Low oil prices drove New Zealand's consumer price inflation down by 0.5 per cent over the June quarter, making for a 1.5 per cent gain over the year, and raising the possibility of deflation further out.
The quarterly fall in the consumers price index (CPI) was in line with market expectations.
Stats NZ said transport costs fell by 4.9 per cent over the quarter, influenced by lower prices for petrol (down 12 per cent).
Today's annual figure takes inflation well short of the 2 per cent mid-point of the Reserve Bank's 1 to 3 per cent target range.
Economists fear deflation because falling prices lead to lower consumer spending, which is a big part of economic growth.
Companies respond to falling prices by slowing down their production, which leads to layoffs and salary reductions.
From the Reserve Bank's perspective, it's not inflation pressures today, but inflation pressures over 2021 that the Reserve Bank will be most concerned about – as inflation is a lagging economic variable, ASB Bank said.
"Deflation risks cannot be ruled out, which will make the RBNZ nervous given the limited the effectiveness of the OCR, which is now stuck at its operational lower bound," ASB economists said in a commentary.
"For now, it appears the economy has recovered from lockdown faster than expected."
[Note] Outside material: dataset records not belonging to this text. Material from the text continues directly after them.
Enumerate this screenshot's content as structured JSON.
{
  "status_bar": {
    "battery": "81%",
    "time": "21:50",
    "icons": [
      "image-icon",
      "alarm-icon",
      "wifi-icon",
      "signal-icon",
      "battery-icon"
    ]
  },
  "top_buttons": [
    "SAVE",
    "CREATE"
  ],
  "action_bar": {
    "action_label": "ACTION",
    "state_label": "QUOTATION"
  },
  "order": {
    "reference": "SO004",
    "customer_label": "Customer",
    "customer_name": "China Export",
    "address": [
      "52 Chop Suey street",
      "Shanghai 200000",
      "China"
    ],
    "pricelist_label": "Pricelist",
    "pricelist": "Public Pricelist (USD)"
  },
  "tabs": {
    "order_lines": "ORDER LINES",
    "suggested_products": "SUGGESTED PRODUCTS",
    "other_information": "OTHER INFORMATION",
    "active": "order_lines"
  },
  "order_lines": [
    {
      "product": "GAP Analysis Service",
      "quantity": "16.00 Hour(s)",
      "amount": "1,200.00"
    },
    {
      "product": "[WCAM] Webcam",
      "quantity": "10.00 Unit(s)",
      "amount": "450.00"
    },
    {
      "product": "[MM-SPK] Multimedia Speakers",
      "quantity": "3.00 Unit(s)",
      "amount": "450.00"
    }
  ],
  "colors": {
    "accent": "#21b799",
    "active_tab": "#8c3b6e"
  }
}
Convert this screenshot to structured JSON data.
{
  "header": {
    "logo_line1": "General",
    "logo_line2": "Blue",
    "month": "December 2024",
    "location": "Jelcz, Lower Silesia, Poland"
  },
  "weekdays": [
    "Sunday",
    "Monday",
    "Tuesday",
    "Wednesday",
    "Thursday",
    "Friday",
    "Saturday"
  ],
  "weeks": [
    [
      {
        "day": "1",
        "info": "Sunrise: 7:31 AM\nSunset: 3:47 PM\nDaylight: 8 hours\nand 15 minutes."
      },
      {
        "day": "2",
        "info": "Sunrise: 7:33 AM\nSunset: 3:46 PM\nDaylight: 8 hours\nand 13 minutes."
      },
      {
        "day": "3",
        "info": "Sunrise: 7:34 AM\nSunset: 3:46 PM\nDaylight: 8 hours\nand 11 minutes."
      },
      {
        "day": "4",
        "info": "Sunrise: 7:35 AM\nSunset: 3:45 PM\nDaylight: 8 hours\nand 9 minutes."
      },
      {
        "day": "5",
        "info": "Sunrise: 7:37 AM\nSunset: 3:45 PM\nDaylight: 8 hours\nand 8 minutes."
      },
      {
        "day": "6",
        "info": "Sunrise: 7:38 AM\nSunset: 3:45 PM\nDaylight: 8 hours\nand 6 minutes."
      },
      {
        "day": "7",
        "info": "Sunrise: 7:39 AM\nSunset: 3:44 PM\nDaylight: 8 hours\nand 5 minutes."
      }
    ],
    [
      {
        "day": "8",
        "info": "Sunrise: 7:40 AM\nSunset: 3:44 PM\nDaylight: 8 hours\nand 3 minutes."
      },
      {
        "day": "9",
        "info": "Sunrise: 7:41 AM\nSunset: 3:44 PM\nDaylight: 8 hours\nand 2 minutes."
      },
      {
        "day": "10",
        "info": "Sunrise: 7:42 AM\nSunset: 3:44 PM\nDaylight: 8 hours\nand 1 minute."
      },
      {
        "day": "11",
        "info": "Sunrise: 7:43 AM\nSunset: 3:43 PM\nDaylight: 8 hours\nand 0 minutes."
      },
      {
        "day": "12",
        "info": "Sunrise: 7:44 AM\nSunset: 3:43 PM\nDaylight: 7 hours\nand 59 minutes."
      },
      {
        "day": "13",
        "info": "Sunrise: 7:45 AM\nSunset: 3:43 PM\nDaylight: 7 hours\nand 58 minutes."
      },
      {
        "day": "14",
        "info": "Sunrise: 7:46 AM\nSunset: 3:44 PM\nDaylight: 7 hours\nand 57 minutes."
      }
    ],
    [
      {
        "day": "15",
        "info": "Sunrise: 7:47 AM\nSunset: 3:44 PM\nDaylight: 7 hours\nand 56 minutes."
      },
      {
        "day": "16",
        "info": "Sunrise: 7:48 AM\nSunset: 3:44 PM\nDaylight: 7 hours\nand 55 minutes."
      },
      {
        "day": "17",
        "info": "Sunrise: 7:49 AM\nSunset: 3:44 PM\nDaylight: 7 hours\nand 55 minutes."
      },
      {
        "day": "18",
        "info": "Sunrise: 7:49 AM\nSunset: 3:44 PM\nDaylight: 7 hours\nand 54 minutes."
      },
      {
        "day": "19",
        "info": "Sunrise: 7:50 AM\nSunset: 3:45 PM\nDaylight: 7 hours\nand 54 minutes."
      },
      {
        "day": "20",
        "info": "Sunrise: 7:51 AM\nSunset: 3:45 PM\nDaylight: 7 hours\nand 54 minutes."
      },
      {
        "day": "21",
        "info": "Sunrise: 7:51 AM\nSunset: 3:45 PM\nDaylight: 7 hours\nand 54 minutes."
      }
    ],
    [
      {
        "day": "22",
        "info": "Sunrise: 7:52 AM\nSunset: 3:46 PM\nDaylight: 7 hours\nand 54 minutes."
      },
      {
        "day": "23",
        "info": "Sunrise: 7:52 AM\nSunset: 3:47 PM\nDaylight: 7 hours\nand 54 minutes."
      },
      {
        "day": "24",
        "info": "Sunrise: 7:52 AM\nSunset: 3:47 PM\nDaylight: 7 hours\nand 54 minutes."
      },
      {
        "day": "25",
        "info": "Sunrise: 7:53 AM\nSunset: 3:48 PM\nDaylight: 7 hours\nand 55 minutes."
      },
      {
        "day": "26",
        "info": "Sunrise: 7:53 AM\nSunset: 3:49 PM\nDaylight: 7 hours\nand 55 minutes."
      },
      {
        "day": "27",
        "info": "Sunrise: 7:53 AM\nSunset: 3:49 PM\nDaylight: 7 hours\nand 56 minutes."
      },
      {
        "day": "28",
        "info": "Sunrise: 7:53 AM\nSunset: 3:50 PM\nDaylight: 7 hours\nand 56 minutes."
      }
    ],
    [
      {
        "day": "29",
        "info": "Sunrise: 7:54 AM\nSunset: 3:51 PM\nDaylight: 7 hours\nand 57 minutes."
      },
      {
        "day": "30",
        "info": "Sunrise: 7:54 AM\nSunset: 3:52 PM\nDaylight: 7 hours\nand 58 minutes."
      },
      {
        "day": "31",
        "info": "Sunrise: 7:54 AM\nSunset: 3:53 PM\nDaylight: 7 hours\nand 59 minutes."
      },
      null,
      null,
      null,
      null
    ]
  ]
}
The key is how well activity and confidence hold up over the rest of the year as the labour market weakens, sending unemployment higher and weighing on wage growth.
"Should the economic outlook deteriorate more than expected from here, we believe the Reserve Bank will prefer to use its Large-Scale Asset Purchase programme (bond buying) and other policy options, over a negative official cash rate," ASB said.
Kiwibank economists expect inflation to fall below 1 per cent by the year's end.
"The tyres of the Kiwi economy are deflating. But Covid-19 has caused a large puncture - deflation," Kiwibank said.
Oil prices slumped over the June quarter as the Covid-19 pandemic drove a sharp fall in the demand at a time when Saudi Arabia and Russia were involved in a price war.
In today's release, Stats NZ said food prices rose 1.1 per cent, influenced by higher vegetable prices (up 16 per cent).
Housing and household utilities rose 0.6 per cent, driven by higher prices for rentals for housing (up 0.6 per cent).
Stats NZ said the Covid-19 pandemic and subsequent alert level response created some interruptions in data collection and methodological challenges for the quarter CPI.
"They have also created a lot of volatility in the data," the department said.
The Reserve Bank has set its official cash rate at its lowest ever level of 0.25 per cent and has embarked on a $60 billion bond-buying programme to keep interest rates low in order to stimulate a pandemic-hit economy.
Westpac said the result did not alter its view that the Reserve Bank would need to keep monetary settings loose for a long period.
"We think that weak demand will trump supply-side disruptions over the medium term, leading to lower inflation pressures, and the economy is likely to remain below full employment for years to come," the bank said.